It will probably go down in history as Cara Delevingne’s most awkward interview ever, and by far the most cringe-worthy interview of any of the Paper Towns stars. Cara Delevingne, who plays Margo in the film Paper Towns, is now having to defend her behavior during a Good Morning Sacramento interview. However, she shouldn’t have to.
The interview was destined to derail from the moment it started, when the anchor called Cara by the wrong name, introducing her as “Carla.” From that point on the anchor’s proved themselves as unprofessional, incompetent interviewers.
"Did you read the book?" is one of the most annoying questions anyone could ask the star of a book-turned-movie. Of course they read it! (If I were starring in a movie and hadn’t read the book you better believe I’d lie and at least say I did.) Lucky for Cara’s costar Nat Wolff, the question has been “When did you read it?” Cara, on the other hand, got “Did you get a chance to read it?” It seems to be a given that her male counterpart read the book but we couldn’t just assume the same for her. Especially when she has expressed what a big John Green fan she is. Cara’s response is perfection: “I never read the book or the script, I just kind of winged it.”
I guess not everyone can appreciate such a dry sense of humor though. Cara continued to answer questions sarcastically, which the anchors clearly didn’t understand. She was asked why she didn’t seem excited about the interview and was then excused of being tired and irritated. The interview was cut short with the anchor condescendingly saying, “I’ll let you go, take a little nap, maybe get a Red Bull.” Cara tries to interject but the anchor keeps on talking.

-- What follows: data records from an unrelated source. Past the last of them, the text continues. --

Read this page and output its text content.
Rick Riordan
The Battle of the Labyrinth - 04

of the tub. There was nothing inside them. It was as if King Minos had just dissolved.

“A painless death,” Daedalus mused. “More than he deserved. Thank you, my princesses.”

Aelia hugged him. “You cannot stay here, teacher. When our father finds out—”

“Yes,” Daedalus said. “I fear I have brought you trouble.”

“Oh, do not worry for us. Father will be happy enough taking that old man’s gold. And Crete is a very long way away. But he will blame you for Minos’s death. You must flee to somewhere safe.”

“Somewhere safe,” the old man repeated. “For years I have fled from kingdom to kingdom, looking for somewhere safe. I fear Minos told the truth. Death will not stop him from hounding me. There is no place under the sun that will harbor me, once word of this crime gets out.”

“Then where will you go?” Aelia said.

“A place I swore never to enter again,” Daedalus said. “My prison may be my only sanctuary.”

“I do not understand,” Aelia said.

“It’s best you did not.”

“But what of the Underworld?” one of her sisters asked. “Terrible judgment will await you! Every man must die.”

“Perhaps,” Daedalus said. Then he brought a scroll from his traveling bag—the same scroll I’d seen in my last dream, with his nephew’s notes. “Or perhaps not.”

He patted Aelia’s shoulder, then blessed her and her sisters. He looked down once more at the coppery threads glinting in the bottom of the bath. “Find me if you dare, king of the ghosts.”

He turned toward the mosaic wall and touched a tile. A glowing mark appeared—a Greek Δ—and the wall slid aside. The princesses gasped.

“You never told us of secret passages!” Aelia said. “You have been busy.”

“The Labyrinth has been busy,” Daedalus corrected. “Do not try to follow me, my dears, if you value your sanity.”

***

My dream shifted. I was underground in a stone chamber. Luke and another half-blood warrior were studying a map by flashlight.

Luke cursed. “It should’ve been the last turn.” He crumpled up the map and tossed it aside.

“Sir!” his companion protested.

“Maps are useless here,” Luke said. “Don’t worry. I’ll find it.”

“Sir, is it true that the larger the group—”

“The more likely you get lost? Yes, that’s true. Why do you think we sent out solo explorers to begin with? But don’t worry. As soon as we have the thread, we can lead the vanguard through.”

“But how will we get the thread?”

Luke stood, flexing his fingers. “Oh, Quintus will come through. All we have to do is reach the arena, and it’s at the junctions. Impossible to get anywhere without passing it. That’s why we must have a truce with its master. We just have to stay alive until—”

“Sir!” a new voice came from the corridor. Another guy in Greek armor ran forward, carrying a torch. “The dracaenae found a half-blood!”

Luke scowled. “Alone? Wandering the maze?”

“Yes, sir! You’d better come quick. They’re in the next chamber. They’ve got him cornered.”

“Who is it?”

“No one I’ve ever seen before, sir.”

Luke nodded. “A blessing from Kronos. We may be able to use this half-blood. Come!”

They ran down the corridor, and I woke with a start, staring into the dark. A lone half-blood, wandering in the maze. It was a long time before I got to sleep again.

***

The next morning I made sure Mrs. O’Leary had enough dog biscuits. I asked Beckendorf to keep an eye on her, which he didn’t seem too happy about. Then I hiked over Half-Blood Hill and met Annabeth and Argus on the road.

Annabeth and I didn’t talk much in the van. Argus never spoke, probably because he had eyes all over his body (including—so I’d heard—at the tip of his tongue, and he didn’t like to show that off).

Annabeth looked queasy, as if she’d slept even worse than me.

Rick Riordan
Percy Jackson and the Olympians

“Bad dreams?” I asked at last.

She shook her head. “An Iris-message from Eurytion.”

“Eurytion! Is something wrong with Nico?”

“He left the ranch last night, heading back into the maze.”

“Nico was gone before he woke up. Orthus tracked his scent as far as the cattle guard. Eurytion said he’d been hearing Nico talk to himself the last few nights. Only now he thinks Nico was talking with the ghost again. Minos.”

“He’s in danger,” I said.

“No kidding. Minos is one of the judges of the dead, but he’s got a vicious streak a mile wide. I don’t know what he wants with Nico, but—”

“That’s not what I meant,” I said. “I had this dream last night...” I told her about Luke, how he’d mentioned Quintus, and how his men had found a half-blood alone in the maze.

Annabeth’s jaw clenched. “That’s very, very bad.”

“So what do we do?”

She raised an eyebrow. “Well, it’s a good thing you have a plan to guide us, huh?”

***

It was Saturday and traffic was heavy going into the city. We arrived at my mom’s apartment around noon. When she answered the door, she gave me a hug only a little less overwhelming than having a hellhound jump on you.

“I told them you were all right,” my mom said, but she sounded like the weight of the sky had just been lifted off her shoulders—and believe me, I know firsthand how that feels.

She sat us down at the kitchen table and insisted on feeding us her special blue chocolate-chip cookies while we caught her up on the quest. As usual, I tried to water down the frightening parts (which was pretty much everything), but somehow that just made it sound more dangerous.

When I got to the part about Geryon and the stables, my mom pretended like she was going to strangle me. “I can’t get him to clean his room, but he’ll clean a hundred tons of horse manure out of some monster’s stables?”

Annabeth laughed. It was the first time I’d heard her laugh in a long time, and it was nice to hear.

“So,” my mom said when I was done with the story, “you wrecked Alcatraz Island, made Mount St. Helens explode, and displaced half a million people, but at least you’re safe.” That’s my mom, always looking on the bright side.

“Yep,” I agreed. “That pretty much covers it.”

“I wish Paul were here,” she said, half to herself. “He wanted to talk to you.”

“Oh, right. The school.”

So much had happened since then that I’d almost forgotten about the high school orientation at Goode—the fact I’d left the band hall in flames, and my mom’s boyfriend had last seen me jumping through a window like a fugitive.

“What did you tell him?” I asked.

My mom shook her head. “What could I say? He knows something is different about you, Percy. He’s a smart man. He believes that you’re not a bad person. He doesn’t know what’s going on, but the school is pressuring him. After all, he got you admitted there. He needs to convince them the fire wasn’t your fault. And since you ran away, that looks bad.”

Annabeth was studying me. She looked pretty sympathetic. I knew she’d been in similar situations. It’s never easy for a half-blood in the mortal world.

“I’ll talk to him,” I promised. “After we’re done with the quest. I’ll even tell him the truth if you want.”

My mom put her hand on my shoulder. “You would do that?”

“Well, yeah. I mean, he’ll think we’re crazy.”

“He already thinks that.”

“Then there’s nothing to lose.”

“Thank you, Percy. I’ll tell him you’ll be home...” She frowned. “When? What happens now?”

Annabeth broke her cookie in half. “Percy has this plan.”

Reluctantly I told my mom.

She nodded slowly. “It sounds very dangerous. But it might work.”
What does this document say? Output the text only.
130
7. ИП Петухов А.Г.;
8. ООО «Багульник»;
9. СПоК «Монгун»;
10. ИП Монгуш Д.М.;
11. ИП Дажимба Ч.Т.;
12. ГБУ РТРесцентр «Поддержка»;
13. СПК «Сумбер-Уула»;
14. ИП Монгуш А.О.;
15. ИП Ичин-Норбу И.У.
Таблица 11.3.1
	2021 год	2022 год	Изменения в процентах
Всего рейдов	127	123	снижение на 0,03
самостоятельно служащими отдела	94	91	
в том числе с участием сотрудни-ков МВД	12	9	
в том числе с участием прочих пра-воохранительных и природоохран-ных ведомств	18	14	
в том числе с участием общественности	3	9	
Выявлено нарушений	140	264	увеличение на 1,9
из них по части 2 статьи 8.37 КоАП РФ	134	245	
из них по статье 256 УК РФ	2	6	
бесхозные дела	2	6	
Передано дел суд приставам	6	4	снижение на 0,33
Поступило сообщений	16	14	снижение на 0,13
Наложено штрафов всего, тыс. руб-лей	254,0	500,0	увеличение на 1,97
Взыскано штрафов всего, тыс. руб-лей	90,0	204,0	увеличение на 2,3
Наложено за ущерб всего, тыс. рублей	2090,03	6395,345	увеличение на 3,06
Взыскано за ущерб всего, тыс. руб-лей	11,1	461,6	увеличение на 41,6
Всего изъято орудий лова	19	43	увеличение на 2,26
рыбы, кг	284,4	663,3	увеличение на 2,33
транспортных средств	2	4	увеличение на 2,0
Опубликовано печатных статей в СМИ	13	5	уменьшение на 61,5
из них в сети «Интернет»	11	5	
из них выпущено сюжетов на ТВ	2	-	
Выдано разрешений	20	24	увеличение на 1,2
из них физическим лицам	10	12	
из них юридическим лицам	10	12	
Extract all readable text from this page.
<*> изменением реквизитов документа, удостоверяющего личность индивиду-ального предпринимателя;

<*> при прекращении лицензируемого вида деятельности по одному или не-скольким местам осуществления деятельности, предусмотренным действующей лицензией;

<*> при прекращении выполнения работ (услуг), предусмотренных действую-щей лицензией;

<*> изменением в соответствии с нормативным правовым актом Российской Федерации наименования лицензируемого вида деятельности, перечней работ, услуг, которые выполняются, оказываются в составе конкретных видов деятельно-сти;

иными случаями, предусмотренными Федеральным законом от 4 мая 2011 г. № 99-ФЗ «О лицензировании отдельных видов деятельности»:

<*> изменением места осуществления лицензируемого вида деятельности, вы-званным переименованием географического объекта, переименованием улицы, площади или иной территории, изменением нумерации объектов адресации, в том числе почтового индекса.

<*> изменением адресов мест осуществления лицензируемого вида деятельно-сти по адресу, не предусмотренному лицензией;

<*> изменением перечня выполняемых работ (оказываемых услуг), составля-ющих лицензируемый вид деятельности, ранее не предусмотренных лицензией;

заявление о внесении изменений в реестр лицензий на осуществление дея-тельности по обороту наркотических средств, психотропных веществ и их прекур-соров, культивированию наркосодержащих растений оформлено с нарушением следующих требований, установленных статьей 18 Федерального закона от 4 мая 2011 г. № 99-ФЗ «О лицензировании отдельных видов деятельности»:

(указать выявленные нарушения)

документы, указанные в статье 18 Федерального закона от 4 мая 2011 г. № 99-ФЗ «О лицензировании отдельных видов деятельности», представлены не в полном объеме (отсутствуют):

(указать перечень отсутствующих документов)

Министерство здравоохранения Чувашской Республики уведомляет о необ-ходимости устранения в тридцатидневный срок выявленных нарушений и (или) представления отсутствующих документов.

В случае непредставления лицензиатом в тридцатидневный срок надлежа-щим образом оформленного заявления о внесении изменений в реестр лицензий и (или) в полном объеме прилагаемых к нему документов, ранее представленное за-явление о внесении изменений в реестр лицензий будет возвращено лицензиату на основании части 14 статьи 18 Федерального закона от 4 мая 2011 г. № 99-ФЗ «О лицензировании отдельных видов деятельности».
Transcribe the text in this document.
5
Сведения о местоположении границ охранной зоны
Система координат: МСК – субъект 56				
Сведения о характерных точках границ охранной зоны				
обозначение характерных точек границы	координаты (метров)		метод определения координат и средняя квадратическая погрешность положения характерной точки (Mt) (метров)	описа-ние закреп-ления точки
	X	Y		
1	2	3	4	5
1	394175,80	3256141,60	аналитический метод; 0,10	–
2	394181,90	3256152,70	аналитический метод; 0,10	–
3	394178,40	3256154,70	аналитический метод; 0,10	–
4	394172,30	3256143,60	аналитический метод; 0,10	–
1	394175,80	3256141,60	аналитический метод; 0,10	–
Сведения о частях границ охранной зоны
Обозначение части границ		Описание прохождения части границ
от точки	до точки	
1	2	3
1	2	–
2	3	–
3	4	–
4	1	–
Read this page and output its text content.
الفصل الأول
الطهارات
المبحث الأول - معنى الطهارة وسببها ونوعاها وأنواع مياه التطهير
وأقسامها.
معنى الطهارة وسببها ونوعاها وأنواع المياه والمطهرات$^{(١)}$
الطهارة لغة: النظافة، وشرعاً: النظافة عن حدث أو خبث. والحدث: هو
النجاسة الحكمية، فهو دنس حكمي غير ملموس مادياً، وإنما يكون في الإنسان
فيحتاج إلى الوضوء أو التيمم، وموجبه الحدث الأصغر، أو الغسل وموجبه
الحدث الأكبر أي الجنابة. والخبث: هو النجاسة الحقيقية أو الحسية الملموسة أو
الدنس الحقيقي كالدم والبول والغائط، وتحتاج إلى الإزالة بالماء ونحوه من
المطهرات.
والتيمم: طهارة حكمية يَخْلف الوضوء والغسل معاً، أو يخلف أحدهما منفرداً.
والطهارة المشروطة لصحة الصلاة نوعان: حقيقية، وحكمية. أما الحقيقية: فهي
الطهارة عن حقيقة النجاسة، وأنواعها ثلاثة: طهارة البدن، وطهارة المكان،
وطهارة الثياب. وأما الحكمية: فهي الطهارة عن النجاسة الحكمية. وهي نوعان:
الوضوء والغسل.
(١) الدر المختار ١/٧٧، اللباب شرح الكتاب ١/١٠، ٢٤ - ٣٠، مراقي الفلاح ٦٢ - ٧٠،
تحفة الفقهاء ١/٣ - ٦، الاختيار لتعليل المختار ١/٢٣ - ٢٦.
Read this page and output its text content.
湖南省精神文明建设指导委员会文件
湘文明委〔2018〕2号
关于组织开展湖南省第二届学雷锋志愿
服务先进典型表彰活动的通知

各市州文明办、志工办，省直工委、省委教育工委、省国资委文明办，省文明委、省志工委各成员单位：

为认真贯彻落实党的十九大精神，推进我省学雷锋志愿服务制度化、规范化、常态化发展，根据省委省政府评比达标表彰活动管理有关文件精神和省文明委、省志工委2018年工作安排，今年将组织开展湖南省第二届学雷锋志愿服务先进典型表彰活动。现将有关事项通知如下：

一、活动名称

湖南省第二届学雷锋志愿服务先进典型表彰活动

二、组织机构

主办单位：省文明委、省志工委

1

Afterwards, the female anchor exclaims “Wow she was in a mood!” Hearing this is what got me. Maybe if you didn’t tell her she seemed exhausted and irritated things would have gone a little better. Better yet, calling her by the right name would have helped. A tip for future reporters, interviewers, anchors, etc., ending an interview early by saying you’ll let the person go so they can nap is probably not the right tactic.
Unlike her character Margo, Cara Delevingne is not a paper girl. She is not fake in any way. So of course she is going to fire back with her sarcastic, British sense of humor. John Green, in an essay defending Cara, shares “the TV people want some part of you, and in exchange for it, they will put the name of your movie on TV. But in that process, you lose something of yourself.” He even admits to losing a bit of himself throughout the interview process for the film. But Cara is different. As John says, “Cara Delevingne doesn’t exist to feed your narrative.” She is not putting on a show nor reciting the same answers in every interview. Instead of insulting her, we should applaud her on being her true self. Cara shouldn’t have to defend herself over this interview because the only thing she did wrong was not telling them to shove their Red Bull where the sun don’t shine.